Very large matrices require significant amounts of memory. If we make a matrix of counts for a document or a book where the features are all known English words, 
the chances are high that your personal machine does not have enough memory to represent it as a dense matrix. Sparse matrices have the additional advantage 
of getting around time-complexity issues that arise with operations on large dense matrices.

WARNING: Many of the common functions like np.dot do not work on sparse matrices. 
See the scipy.sparse docs to learn about the specific functions for matrix products.

Some of the common applications of sparse matrices are:

    word counts with a large vocabulary
    recommender systems
    large networks

There are different types of sparse matrix representations in Python available through SciPy.
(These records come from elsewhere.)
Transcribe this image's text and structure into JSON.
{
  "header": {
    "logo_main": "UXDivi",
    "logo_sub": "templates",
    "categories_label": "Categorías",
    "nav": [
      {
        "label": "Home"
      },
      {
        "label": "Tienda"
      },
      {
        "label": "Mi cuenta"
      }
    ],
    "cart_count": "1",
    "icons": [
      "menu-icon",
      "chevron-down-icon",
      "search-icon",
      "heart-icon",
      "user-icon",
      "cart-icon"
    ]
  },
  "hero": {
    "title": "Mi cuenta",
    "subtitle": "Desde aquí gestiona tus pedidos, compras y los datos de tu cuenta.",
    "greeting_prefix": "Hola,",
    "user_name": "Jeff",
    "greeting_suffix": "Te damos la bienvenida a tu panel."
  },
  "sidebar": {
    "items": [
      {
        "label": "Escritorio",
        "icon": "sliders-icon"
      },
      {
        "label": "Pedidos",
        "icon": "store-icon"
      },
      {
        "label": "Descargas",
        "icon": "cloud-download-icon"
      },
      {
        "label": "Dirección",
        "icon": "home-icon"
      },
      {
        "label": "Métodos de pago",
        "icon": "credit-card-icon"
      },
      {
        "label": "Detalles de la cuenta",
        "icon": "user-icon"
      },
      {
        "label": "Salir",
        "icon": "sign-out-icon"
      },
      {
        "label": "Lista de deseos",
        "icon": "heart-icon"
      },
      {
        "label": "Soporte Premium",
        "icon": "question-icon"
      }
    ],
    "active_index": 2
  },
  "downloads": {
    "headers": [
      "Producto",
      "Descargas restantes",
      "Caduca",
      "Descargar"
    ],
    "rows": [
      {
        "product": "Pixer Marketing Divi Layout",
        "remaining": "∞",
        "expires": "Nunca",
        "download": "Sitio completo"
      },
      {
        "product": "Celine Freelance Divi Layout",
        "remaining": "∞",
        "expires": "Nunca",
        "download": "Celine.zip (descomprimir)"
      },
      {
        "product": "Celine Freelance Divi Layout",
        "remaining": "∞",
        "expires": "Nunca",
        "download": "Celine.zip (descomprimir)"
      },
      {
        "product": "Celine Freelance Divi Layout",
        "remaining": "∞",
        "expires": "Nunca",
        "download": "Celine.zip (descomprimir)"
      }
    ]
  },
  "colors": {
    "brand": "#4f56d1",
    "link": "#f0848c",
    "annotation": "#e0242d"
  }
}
The most commonly used are:
"""

In [5]:
#sparse matrix built from the COOrdinates and values of the non-zero entries.
A = np.random.poisson(0.3, (10,100))
B = sparse.coo_matrix(A)
C = B.todense()

print("A",type(A),A.shape,"\n"
      "B",type(B),B.shape,"\n"
      "C",type(C),C.shape,"\n")

A <class 'numpy.ndarray'> (10, 100) 
B <class 'scipy.sparse._coo.coo_matrix'> (10, 100) 
C <class 'numpy.matrix'> (10, 100) 



In [6]:
# When there are repeated entries in the rows or cols, we can remove the redundancy by indicating the location of the first occurrence 
# of a value and its increment instead of the full coordinates. When the repeats occur in colums we use a CSC format.
A = np.random.poisson(0.3, (10,100))
B = sparse.csc_matrix(A)

In [8]:
# Like the CSC format there is a CSR format to account for data that repeat along the rows
A = np.random.poisson(0.3, (10,100))
B = sparse.csr_matrix(A)

# Because the coordinate format is easier to create, it is common to create it first then cast to another more efficient format. 
# Let us first show how to create a matrix from coordinates:
rows = [0,1,2,8]
cols = [1,0,4,8]
vals = [1,2,1,4]

A = sparse.coo_matrix((vals, (rows, cols)))
print(A.todense())

# Then to cast it to a CSR matrix
B = A.tocsr()


[[0 1 0 0 0 0 0 0 0]
 [2 0 0 0 0 0 0 0 0]
 [0 0 0 0 1 0 0 0 0]
 [0 0 0 0 0 0 0 0 0]
 [0 0 0 0 0 0 0 0 0]
 [0 0 0 0 0 0 0 0 0]
 [0 0 0 0 0 0 0 0 0]
 [0 0 0 0 0 0 0 0 0]
 [0 0 0 0 0 0 0 0 4]]


In [None]:
"""
Because this introduction to sparse matrices is applied to data ingestion we would need to be able to:

    concatenate matrices (e.g., add a new user to a recommender matrix)
    read and write the matrices to and from disk

"""

In [9]:
## matrix merge example
C = sparse.csr_matrix(np.array([0,1,0,0,2,0,0,0,1]).reshape(1,9))
print(B.shape,C.shape)

D = sparse.vstack([B,C])
print(D.todense())

(9, 9) (1, 9)
[[0 1 0 0 0 0 0 0 0]
 [2 0 0 0 0 0 0 0 0]
 [0 0 0 0 1 0 0 0 0]
 [0 0 0 0 0 0 0 0 0]
 [0 0 0 0 0 0 0 0 0]
 [0 0 0 0 0 0 0 0 0]
 [0 0 0 0 0 0 0 0 0]
 [0 0 0 0 0 0 0 0 0]
 [0 0 0 0 0 0 0 0 4]
 [0 1 0 0 2 0 0 0 1]]


In [10]:
## read and write
file_name = "sparse_matrix.npz"
sparse.save_npz(file_name, D)
E = sparse.load_npz(file_name)
print(E.shape)

(10, 9)


In [None]:
# As you can see the syntax is very similar to NumPy.  Additionally, sklearn’s train_test_split is scipy.sparse matrices aware so you can call it directly.